US citizens who set up foreign bank accounts and put large amounts of money in them (over $10,000 US) have extra paperwork requirements - see FATCA, FINRE and FBAR filing rules. I avoided all that by sending all the big payments as wires. If GB has no such rules then things may be simplest to open a Mexican bank account in your name and wire all the money to it up-front.

Once you own a property, you're soon going to want a Mexican bank account to use to pay all the associated utility bills anyway.

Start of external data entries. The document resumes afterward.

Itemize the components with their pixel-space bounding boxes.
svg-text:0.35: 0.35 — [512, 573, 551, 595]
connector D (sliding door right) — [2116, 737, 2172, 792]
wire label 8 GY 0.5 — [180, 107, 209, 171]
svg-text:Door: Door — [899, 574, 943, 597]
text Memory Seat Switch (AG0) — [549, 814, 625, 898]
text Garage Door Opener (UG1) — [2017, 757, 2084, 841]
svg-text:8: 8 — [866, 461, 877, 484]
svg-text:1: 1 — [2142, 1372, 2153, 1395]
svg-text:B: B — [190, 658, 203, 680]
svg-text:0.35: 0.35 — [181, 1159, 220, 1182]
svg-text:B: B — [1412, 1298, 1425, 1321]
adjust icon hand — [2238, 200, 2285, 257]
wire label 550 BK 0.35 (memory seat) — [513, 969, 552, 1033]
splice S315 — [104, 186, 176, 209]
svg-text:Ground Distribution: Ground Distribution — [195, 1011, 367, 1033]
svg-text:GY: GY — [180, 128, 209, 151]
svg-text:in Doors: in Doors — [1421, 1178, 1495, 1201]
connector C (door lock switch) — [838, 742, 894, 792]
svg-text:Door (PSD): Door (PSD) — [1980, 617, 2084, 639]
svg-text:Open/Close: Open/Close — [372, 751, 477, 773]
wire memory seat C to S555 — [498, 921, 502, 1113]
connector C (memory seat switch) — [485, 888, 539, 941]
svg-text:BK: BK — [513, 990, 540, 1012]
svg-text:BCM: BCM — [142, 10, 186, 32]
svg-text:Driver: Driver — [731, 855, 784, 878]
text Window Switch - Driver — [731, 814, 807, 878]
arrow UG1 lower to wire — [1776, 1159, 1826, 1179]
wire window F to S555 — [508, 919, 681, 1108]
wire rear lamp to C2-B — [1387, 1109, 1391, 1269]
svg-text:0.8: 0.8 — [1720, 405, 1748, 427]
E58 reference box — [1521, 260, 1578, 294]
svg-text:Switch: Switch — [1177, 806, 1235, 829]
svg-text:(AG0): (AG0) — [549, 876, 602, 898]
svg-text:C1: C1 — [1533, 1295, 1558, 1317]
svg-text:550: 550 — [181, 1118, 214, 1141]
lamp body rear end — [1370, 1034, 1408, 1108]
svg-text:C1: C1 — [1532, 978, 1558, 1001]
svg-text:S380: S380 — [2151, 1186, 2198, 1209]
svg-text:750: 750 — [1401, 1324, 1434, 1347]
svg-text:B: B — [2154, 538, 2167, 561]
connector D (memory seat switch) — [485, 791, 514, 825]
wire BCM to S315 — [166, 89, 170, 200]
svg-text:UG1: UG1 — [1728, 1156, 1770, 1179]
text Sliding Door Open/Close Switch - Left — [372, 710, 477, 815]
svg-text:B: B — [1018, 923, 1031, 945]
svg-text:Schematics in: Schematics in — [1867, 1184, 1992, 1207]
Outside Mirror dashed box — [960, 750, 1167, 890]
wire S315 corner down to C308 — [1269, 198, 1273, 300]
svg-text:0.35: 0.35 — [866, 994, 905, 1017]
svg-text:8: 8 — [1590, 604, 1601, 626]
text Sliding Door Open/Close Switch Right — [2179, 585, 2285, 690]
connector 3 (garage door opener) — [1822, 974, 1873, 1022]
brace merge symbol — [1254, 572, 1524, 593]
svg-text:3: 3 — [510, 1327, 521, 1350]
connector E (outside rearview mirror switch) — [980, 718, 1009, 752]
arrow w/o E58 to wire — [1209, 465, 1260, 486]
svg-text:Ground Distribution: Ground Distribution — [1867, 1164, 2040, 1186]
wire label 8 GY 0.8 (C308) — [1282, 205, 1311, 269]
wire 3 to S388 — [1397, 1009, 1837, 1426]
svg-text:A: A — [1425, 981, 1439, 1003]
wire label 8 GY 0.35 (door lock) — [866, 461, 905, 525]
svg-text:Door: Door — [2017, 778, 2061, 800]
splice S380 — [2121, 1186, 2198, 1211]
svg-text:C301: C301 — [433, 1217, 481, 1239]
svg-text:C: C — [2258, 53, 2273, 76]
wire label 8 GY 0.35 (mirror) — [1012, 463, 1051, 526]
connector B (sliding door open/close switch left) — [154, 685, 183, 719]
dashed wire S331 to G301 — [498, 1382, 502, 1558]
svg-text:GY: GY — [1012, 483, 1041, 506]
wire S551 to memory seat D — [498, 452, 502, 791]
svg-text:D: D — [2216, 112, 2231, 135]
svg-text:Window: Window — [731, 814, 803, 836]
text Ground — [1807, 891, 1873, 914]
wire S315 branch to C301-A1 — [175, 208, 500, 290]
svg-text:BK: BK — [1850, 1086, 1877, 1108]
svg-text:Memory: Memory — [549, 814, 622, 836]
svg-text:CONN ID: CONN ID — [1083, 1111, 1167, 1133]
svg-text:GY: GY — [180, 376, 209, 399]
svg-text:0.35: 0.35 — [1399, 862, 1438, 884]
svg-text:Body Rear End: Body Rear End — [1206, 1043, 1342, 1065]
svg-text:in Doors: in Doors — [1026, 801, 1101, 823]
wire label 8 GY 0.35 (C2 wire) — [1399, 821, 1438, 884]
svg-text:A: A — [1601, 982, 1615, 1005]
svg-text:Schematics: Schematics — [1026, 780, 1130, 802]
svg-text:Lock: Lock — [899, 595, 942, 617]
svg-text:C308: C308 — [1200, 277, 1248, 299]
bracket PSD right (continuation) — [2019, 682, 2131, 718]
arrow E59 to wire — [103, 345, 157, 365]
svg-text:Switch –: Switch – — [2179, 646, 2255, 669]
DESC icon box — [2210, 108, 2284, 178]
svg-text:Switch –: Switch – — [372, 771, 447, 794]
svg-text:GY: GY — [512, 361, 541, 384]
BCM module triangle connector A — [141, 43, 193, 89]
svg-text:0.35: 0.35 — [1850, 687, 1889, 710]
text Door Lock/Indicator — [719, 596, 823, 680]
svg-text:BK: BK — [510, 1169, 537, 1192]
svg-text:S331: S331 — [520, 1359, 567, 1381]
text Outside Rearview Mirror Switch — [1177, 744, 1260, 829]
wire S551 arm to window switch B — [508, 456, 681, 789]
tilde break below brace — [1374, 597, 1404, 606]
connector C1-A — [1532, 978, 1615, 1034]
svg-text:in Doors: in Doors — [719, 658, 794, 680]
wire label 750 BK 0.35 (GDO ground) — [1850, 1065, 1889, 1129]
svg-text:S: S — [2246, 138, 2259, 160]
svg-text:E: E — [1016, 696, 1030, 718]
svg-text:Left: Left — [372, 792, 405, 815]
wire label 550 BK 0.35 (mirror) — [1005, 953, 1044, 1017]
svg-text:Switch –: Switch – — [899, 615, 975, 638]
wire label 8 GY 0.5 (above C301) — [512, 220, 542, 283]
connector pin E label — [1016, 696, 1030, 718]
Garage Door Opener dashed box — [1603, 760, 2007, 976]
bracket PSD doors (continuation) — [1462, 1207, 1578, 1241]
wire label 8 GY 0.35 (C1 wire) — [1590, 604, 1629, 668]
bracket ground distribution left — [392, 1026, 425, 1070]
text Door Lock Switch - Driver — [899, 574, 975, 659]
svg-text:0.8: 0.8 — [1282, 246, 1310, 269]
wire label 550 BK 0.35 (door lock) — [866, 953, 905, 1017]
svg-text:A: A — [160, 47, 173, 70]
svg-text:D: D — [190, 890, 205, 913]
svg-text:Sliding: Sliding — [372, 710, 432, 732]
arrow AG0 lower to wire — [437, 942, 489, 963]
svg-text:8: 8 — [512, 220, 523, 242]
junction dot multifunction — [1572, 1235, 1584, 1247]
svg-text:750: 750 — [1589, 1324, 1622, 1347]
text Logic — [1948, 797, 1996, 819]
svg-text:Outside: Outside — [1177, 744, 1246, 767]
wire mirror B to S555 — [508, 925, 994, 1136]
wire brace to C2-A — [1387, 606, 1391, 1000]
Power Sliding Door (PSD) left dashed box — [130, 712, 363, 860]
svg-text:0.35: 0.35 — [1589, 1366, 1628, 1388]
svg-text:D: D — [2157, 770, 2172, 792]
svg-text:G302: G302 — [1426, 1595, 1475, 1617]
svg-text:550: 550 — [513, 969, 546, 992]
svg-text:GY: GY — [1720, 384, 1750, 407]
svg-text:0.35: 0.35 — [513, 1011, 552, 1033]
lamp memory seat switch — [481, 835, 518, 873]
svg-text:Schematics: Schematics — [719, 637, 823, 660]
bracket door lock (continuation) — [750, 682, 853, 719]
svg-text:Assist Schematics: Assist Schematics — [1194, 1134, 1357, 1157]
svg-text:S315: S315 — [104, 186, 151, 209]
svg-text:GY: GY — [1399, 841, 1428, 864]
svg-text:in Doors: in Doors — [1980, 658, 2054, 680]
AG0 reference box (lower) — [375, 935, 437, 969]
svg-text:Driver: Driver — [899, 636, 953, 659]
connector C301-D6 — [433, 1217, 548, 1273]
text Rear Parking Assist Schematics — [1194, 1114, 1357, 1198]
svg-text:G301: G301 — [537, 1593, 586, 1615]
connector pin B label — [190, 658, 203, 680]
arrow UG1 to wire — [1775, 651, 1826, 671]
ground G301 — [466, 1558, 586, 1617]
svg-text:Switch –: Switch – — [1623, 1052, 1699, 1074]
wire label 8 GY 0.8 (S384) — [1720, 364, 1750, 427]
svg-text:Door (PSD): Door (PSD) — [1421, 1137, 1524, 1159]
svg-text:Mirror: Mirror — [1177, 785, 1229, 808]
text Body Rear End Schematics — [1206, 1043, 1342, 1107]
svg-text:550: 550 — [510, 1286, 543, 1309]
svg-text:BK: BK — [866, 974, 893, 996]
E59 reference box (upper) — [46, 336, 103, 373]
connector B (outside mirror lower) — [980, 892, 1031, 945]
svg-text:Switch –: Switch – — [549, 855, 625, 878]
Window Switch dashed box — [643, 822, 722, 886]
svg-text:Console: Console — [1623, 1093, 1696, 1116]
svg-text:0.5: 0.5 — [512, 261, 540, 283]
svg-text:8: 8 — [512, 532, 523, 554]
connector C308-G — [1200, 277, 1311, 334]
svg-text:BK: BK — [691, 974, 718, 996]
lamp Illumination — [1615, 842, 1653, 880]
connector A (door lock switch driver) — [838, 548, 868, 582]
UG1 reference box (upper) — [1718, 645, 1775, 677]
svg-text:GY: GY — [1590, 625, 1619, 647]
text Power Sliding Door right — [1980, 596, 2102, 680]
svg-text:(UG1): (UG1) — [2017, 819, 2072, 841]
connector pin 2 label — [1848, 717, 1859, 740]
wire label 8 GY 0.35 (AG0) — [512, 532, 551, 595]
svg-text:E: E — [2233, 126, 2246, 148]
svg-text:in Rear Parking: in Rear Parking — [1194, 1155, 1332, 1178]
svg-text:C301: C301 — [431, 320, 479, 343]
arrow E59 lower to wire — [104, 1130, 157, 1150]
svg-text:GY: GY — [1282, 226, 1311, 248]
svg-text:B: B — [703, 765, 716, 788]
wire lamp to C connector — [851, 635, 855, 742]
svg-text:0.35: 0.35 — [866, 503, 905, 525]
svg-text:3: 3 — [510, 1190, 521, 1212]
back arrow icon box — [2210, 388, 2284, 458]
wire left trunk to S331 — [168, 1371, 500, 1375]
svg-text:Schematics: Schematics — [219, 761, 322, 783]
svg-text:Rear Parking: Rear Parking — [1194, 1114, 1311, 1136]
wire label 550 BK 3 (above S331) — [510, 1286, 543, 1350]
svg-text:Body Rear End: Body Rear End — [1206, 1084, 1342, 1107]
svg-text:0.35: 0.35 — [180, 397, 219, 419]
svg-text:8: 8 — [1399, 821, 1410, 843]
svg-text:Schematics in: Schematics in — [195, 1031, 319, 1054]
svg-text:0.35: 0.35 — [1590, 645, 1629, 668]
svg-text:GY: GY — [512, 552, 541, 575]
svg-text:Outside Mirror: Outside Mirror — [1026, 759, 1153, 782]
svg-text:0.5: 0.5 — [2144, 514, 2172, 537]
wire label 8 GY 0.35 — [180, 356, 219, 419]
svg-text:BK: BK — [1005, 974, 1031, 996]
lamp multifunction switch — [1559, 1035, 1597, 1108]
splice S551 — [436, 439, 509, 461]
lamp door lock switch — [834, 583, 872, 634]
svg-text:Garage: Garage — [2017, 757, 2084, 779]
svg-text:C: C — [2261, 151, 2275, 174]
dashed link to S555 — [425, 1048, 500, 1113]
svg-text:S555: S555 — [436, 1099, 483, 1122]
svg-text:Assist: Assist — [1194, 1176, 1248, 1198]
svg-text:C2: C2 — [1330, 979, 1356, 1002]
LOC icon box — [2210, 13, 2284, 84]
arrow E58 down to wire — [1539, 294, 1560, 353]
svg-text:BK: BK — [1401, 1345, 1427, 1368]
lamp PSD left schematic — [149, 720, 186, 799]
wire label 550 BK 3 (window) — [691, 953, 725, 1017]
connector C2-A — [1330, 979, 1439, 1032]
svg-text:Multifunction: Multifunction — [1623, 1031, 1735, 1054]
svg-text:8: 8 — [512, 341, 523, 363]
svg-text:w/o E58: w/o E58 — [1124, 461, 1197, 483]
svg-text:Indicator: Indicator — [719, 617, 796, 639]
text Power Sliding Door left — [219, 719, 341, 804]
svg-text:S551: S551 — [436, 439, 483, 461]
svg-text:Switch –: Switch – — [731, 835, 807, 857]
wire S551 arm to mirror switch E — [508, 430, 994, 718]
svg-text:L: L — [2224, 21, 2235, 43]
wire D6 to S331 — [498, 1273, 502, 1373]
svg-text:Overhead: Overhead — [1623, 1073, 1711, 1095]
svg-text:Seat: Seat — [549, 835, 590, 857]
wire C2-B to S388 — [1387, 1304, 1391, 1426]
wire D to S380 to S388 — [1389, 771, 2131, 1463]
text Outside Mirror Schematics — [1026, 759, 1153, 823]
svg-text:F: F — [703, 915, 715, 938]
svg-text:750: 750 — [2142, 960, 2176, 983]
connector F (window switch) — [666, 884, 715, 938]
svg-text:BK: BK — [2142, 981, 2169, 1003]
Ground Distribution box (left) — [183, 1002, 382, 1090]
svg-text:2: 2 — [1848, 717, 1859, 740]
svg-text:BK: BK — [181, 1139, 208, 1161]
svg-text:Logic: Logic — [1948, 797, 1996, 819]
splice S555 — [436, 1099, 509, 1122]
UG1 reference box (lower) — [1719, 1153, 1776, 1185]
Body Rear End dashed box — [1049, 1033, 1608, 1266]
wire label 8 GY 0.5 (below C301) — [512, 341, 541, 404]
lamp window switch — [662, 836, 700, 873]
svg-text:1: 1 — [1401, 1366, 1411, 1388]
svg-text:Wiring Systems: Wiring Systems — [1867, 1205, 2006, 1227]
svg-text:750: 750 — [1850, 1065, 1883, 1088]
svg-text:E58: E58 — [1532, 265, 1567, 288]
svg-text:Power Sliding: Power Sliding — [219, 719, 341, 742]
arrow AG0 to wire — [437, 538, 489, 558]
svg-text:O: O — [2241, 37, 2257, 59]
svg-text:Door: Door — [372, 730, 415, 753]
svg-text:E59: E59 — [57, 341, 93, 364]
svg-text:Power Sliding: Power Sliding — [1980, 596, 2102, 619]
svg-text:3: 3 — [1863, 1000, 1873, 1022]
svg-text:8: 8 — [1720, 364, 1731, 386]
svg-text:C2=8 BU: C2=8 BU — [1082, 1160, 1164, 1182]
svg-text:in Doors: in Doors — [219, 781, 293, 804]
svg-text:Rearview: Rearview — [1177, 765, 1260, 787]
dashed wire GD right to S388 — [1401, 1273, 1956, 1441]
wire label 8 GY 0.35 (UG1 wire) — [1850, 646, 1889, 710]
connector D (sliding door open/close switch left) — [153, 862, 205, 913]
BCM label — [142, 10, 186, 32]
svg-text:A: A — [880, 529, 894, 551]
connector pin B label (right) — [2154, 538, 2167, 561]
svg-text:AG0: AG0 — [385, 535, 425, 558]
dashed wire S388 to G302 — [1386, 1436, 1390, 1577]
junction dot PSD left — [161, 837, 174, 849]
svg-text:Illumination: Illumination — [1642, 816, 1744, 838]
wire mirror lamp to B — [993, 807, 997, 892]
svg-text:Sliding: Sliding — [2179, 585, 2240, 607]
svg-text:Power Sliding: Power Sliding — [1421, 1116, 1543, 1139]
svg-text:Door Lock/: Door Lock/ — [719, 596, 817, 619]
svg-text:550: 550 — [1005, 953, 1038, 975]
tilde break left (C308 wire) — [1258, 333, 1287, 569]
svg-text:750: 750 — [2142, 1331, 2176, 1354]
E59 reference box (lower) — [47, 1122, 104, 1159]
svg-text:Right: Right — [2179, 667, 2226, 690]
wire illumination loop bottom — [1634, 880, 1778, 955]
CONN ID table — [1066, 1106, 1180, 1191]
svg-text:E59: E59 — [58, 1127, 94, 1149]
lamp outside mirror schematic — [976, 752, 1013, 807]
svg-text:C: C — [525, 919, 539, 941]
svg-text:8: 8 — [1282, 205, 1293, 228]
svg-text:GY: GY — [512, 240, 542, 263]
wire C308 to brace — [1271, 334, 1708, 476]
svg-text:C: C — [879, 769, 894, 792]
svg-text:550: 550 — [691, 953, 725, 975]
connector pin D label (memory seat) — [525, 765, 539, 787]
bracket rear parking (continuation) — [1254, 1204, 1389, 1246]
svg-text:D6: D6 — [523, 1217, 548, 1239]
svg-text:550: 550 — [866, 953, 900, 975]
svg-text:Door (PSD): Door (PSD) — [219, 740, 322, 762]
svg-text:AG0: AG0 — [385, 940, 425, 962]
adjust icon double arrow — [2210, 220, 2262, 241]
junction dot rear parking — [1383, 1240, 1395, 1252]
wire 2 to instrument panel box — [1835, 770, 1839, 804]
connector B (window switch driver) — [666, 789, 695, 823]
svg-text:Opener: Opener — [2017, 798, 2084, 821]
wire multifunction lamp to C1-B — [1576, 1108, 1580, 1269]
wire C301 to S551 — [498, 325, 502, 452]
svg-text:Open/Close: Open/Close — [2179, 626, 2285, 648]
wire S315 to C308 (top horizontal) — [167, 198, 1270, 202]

However part of the reason I delayed getting a Mexican bank account was my bank of choice wouldn't give me an account until I had permanent residency - which I didn't get until six months after I bought the property as a temporary resident. So if you _cant _easily get a mexican bank account, rest assured you can still buy property, you just might have to pay wire fees a half dozen times - just a small part of all the fees you'll pay to buy property, so best not to obsess about it, do what's most convenient.


----------



## surabi (Jan 1, 2017)

I have always used xetrade to transfer money from my Canadian bank account to my Mex. bank acct. It is electronic transfer, not a wire, so no wire fees and as they are a currency exchange house, the money gets sent in pesos, so my Mex. bank charges me nothing.

The only Mexican bank I know of where those on a tourist visa can open an account is Intercam.


----------